Em seguida, foi a vez do surgimento dos ranchos carnavalescos, no fim do século 19. Em 1909, é realizado o primeiro concurso de desfile de ranchos, organizado pelo Jornal do Brasil. Na competição, era obrigatório o desenvolvimento de um tema com abre-alas, comissão de frente, alegorias, mestre de canto, mestre-sala e porta-estandarte e orquestra, com coreografias rígidas.
As bases das escolas de samba surgiram nos anos 1920 com os sambistas do Estácio, entre eles Ismael Silva, que organizaram a escola Deixa Falar e o primeiro concurso de sambas, em 1929, que contou com a participação da Mangueira. O vencedor foi o Conjunto Oswaldo Cruz.
As escolas de samba eram consideradas variações dos blocos até o jornal Mundo Esportivo, de Mário Filho, promover, em 1932, o primeiro desfile das agremiações, na Praça 11, no qual participaram 19 grupos. O concurso estabeleceu alguns critérios de julgamento e elementos mínimos para o desfile, como a Ala das Baianas, o samba inédito, ter mais de cem componentes e não utilizar instrumentos de sopro. A vencedora foi a Estação Primeira de Mangueira.
BAIANAS MASCULINAS
Na década de 30, a Ala das Baianas era formada por homens que desfilavam nas laterais e levavam navalhas para defender a agremiação em caso de brigas. Ela foi criada em homenagem às “tias baianas”, que abrigavam os sambistas em suas casas na época em que esse gênero musical era marginalizado, bem como para lembrar as raízes africanas do samba.

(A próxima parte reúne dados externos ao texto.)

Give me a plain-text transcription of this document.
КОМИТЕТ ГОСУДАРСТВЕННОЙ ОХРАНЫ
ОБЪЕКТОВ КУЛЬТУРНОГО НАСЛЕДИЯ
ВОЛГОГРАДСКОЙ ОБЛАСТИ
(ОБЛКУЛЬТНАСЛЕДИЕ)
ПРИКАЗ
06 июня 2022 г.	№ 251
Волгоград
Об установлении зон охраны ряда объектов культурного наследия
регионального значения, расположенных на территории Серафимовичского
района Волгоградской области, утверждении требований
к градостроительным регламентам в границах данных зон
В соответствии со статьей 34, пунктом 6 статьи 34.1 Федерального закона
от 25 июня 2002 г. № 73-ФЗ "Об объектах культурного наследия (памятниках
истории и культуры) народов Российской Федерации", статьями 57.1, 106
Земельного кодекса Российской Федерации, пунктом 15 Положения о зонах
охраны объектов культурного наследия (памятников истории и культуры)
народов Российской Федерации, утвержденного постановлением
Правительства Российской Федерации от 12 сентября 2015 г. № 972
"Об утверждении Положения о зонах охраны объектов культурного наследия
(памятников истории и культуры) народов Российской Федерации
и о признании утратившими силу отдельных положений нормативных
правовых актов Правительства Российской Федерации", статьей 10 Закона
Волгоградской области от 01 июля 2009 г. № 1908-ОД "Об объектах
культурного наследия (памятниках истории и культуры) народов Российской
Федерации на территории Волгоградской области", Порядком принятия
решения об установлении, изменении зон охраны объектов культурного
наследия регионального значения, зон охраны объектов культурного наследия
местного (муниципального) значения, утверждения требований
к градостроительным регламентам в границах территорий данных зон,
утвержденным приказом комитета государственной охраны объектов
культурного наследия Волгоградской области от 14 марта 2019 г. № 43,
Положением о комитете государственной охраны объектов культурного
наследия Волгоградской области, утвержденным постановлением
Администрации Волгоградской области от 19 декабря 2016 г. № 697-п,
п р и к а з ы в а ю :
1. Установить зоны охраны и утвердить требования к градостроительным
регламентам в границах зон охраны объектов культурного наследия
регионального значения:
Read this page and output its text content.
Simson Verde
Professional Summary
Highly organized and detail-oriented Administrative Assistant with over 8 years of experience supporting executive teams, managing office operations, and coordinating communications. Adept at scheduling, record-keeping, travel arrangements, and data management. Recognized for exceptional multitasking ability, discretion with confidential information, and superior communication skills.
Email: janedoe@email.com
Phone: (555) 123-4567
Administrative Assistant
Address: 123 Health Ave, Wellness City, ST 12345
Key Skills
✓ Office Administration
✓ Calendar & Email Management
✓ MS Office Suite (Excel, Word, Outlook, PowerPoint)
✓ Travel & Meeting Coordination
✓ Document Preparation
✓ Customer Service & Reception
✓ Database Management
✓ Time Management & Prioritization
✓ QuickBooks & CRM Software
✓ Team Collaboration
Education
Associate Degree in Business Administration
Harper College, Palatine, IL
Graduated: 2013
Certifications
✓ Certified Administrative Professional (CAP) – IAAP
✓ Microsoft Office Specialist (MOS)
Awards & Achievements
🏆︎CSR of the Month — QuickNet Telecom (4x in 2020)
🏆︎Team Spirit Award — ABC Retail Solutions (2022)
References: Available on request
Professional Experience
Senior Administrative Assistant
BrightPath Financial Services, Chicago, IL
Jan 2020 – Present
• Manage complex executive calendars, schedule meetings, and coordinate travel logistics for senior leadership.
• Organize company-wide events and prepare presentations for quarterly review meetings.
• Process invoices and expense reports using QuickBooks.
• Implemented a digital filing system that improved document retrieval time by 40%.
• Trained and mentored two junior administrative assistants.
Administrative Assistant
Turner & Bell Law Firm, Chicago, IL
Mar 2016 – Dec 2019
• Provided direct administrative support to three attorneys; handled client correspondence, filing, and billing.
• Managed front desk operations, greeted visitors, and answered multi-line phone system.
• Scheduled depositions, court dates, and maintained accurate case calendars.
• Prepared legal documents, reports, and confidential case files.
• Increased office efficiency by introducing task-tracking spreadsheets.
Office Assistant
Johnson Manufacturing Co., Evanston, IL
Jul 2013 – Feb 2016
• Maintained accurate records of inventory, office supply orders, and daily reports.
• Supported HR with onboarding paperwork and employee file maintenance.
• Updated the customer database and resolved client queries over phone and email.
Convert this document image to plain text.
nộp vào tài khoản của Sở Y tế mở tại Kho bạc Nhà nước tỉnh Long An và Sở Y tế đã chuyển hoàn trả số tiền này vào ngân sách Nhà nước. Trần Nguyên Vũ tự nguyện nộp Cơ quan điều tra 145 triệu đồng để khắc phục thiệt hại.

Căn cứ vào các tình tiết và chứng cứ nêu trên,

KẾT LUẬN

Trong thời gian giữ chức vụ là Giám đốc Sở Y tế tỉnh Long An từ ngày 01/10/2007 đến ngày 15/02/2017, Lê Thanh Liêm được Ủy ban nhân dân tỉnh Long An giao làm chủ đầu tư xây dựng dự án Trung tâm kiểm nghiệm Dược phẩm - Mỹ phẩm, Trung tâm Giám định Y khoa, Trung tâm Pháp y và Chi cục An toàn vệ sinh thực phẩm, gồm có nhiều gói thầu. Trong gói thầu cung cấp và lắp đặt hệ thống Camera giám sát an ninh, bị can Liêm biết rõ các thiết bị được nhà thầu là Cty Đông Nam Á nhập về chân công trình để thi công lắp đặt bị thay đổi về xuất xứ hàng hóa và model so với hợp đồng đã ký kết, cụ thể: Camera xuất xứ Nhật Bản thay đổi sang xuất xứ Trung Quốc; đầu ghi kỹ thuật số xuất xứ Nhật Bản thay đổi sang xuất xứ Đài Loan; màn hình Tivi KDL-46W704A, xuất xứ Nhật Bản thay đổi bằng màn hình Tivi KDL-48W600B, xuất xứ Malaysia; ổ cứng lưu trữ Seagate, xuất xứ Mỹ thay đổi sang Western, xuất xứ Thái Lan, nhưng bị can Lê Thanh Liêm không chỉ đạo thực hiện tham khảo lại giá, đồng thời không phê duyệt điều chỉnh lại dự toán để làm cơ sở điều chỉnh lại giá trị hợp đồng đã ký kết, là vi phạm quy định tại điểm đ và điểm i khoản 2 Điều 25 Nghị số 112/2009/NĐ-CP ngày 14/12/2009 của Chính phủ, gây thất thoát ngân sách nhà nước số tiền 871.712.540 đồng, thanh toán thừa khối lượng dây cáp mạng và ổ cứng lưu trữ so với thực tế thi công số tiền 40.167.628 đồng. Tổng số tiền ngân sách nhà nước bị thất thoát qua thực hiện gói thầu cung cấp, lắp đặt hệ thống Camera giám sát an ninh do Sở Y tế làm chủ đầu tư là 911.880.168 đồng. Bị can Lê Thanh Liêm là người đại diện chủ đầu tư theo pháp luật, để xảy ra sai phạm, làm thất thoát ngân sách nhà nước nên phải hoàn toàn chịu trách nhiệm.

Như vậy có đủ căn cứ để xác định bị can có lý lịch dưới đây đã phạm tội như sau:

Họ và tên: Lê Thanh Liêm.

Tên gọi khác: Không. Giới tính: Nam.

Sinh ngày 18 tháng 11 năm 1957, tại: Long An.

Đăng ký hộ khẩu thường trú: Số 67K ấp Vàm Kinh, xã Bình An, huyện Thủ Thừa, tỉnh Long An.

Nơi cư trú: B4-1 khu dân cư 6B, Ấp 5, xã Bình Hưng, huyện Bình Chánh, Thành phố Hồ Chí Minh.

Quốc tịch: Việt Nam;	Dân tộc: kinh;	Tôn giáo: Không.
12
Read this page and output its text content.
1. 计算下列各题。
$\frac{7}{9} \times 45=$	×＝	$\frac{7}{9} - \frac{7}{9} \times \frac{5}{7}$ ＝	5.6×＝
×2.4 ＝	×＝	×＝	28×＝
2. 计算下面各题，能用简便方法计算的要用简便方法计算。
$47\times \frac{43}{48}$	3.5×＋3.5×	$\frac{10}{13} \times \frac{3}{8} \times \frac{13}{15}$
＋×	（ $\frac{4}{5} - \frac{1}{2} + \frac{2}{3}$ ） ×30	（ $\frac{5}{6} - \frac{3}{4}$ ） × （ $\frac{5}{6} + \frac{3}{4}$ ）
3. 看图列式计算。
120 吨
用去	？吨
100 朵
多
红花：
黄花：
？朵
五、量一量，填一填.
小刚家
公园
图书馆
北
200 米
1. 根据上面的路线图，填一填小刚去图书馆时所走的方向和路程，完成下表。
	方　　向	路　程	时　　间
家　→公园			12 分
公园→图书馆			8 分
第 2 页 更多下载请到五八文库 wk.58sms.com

No começo das escolas, não havia uma ligação entre a música, o enredo e o desfile. Foi apenas em 1939 que a Portela apresentou o enredo Teste ao Samba, no qual o visual da escola e a dramatização na avenida dialogavam com o enredo e a letra do samba.
Foi a partir dos anos 60 que começou a espetacularização dos desfiles, com a incorporação das escolas por segmentos de fora das comunidades de origem e a aproximação das classes médias urbanas. Além disso, a popularidade cresce com os primeiros registros fonográficos em disco que continham todos os sambas do ano e a transmissão televisiva. As escolas de samba são um grande sucesso da organização das comunidades, mas atualmente as origens festivas se perderam.
ENREDOS PATROCINADOS
“Hoje, na verdade, você tem a onda dos enredos patrocinados, as escolas de samba que vendem, negociam seus enredos com marcas, que é uma questão polêmica, até porque essas marcas percebiam que as escolas de samba podem ser veículos de propaganda poderosos. A questão da escola de samba como uma estrutura comunitária está em xeque. Isso se perdeu e está muito comprometido” diz o historiador Luiz Antonio Simas.
Apesar de o carnaval na Sapucaí movimentar o turismo no Rio de Janeiro e milhões de reais durante todo o ano, Simas questiona o real valor cultural que “o maior espetáculo da terra” representa atualmente. “A questão é a gente entender que cultura e evento, às vezes, não são sinônimos. A escola de samba hoje faz um grande evento, mas a discussão é se esse grande evento ainda se preserva dinamicamente como uma força cultural. Preserva em alguma instância, mas, sem dúvida alguma, é um momento de reflexão, as agremiações estão em xeque de certa maneira.”